Loblaw (TSX:L) saw shares increase an incredible 65% in 2021 for shareholders. The retail and grocery giant managed to provide a safe haven, even amid pandemic shutdowns and supply-chain demands. And yet it remains a solid defensive stock that Motley Fool investors should consider.
Remains essential
No matter what happened during the pandemic, Loblaw remained an essential service for its consumer staples. While there were times that its Joe Fresh lines and household products were under lock and key, its main food items remained for sale.
But it wasn’t the only way Loblaw managed to bring in more cash. The company continued to expand its already popular curb-side delivery service. With the restrictions easing during the last quarter, Loblaw managed to see a rise in both in store and online demand. Seasonal shopping helped with back-to-school and Thanksgiving rushes, and the holidays likely repeated this. The company is now on track to reach over $3 billion in online sales in 2021.
Points provider
Loblaw also managed to find opportunities during the pandemic. The company’s President’s Choice loyalty program expanded during 2021. You can now collect points from Shoppers Drug Mart locations as well as Esso gas retailers. This in on top of the already strong umbrella of companies it has from Loblaw locations to No Frills stores.
This provided incredible results during the last quarter, as loyal customers were allowed back in store. Revenue reached $16 billion, with COVID-19-related costs shrinking back to $19 million from $85 million the year before. Adjusted EBITDA hit $1.7 billion, up 10.3% year over year, with a 24.2% increase in earnings per share to $1.59.
More to look forward to
There are two areas where Motley Fool investors can still count on Loblaw for growth. One we’ve already seen, as Loblaw increased its dividend by $0.36. You can now pick up a dividend yield of 1.41% as of writing.
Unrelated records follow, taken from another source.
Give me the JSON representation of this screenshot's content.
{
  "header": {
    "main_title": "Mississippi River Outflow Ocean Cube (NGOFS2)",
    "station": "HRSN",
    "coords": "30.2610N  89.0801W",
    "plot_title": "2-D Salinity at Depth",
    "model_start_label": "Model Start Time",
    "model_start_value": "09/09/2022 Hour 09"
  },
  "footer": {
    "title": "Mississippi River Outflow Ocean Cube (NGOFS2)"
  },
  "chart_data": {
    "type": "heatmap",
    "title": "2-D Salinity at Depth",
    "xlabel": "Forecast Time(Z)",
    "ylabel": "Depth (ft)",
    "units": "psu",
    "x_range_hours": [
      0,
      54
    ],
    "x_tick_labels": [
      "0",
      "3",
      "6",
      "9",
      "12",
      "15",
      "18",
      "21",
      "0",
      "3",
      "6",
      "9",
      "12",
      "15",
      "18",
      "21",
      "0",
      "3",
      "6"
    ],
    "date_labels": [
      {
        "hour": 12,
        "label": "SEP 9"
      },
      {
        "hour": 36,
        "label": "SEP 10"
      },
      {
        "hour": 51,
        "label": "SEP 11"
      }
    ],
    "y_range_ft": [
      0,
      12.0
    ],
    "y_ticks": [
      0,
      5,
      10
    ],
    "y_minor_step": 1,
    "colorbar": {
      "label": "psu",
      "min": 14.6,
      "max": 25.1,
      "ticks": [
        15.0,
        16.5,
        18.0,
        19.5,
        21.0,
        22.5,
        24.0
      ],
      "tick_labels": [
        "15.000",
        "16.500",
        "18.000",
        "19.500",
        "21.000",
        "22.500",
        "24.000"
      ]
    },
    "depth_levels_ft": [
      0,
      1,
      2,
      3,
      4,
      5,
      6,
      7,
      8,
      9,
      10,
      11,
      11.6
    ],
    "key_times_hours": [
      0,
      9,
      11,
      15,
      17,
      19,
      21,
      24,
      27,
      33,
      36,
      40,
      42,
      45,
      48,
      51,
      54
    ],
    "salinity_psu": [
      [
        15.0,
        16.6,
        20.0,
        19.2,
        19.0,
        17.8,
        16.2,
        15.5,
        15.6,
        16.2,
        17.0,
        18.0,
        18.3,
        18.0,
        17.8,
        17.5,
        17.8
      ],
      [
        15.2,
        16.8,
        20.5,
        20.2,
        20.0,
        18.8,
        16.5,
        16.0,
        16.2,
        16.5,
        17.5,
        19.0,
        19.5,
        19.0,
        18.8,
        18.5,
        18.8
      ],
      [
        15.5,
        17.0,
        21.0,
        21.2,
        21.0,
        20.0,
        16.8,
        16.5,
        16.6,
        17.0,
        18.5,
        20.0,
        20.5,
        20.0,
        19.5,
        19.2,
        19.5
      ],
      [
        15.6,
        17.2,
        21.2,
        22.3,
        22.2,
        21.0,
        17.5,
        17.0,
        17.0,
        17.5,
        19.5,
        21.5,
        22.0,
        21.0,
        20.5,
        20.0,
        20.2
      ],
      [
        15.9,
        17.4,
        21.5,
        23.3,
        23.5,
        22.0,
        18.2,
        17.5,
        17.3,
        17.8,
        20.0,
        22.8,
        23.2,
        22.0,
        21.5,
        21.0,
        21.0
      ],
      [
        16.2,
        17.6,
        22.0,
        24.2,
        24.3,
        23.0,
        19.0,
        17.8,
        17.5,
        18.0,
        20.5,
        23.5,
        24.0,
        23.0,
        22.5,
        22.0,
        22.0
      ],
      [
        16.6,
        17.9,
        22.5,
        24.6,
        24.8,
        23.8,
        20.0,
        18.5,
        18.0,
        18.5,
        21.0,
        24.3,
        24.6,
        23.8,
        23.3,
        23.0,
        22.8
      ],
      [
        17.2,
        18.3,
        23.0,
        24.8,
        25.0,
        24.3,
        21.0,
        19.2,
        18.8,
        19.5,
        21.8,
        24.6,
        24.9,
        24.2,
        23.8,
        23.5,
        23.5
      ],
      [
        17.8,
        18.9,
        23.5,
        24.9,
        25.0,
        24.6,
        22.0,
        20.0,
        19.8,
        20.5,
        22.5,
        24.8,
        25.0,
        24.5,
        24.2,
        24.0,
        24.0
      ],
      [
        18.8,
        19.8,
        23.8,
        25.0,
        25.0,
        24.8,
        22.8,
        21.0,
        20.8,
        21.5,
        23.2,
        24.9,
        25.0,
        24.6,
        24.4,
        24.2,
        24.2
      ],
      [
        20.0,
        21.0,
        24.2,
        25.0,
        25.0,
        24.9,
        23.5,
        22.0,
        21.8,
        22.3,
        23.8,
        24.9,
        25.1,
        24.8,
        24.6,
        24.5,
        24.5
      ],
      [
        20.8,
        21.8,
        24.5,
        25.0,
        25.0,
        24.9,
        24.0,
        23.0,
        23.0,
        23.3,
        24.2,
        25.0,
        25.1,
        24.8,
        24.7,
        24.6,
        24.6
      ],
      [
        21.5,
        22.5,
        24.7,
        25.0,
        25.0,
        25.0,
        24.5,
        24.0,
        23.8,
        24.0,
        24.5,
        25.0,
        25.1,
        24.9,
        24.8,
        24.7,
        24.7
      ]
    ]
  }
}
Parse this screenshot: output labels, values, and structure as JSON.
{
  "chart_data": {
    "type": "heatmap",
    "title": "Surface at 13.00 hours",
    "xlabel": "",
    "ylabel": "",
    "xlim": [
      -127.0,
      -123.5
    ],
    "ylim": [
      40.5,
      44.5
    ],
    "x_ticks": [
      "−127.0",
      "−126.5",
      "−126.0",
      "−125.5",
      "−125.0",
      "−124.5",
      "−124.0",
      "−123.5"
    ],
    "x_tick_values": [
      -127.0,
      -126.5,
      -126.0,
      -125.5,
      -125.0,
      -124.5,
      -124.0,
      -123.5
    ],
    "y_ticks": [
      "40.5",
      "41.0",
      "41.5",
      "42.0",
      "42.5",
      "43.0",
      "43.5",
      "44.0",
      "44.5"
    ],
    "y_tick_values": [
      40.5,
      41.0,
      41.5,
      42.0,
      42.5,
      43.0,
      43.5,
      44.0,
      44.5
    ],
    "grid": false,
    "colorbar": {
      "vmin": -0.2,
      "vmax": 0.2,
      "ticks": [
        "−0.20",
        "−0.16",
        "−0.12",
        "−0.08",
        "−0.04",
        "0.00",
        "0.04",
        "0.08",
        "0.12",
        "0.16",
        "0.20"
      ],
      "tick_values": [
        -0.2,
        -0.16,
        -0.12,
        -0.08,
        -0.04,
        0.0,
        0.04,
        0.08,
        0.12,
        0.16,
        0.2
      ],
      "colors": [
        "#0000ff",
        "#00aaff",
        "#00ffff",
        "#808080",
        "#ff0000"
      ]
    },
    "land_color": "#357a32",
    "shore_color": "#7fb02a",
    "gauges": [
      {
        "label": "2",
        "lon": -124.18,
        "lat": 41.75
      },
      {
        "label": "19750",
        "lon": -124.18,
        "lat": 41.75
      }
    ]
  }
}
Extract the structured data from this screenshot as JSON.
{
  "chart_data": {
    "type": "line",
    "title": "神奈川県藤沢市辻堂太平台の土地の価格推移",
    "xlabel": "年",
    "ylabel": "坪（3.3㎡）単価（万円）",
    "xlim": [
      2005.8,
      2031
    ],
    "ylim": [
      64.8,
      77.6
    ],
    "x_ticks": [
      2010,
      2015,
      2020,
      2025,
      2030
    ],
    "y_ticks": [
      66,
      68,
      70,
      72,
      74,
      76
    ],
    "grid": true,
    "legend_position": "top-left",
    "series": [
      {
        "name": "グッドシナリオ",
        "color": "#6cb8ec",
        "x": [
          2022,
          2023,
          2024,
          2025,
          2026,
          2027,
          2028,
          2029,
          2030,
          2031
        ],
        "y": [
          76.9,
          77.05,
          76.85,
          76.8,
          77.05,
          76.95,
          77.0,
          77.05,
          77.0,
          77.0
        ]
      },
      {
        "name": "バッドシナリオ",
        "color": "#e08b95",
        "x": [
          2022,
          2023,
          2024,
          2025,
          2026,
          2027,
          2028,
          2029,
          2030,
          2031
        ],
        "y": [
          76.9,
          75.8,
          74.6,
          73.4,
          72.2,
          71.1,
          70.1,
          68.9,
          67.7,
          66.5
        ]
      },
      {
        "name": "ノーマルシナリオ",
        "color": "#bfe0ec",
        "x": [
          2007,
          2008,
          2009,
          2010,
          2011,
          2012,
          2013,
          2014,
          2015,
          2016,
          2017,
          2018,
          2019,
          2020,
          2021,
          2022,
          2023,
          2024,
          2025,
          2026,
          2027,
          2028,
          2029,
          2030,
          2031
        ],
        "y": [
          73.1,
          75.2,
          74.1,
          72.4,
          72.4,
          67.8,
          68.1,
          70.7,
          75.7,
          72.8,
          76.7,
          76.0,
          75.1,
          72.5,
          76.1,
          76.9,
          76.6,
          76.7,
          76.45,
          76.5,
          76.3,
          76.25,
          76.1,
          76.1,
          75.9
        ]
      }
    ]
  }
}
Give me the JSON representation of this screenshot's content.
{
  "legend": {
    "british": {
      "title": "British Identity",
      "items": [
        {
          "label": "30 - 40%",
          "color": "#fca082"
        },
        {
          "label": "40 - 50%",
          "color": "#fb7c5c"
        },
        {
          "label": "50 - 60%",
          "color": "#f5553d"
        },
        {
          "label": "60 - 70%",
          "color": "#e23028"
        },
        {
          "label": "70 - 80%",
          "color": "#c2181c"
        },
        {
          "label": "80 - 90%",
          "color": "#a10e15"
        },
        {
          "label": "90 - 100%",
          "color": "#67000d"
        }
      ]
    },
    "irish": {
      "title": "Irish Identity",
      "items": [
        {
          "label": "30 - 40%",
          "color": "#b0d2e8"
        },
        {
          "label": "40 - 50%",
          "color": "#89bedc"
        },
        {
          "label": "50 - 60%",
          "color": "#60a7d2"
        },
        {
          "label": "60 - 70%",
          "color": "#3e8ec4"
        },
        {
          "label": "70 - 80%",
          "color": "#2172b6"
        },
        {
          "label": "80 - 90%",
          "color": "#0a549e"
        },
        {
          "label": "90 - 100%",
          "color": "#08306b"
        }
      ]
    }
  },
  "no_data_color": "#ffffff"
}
Furthermore, Loblaw recently passed the three-digit mark and is now trading near or at 52-week highs. This is also its all-time high, around $105 per share. This comes from shareholder confidence that no matter what happens, Loblaw will remain open.
And that’s the second benefit. With the company able to remain with open doors (or at least curbs) throughout the pandemic, it’s a fantastic defensive stock against inflation. Even as prices for food rise, Loblaw isn’t going to suddenly see a drop in customers. Whether it’s their Loblaw or No Frills location, Canadians need to eat. They also need health necessities, and gas. All of these essentials make it a strong play for future growth in 2022.
Foolish takeaway
Inflation may be rising, but this won’t affect a company that will see customers come through its doors no matter what. And even though Loblaw is in fair value territory trading at 24.5 times earnings, it’s a strong long-term hold — especially for Motley Fool investors wanting to battle back inflation in the years to come.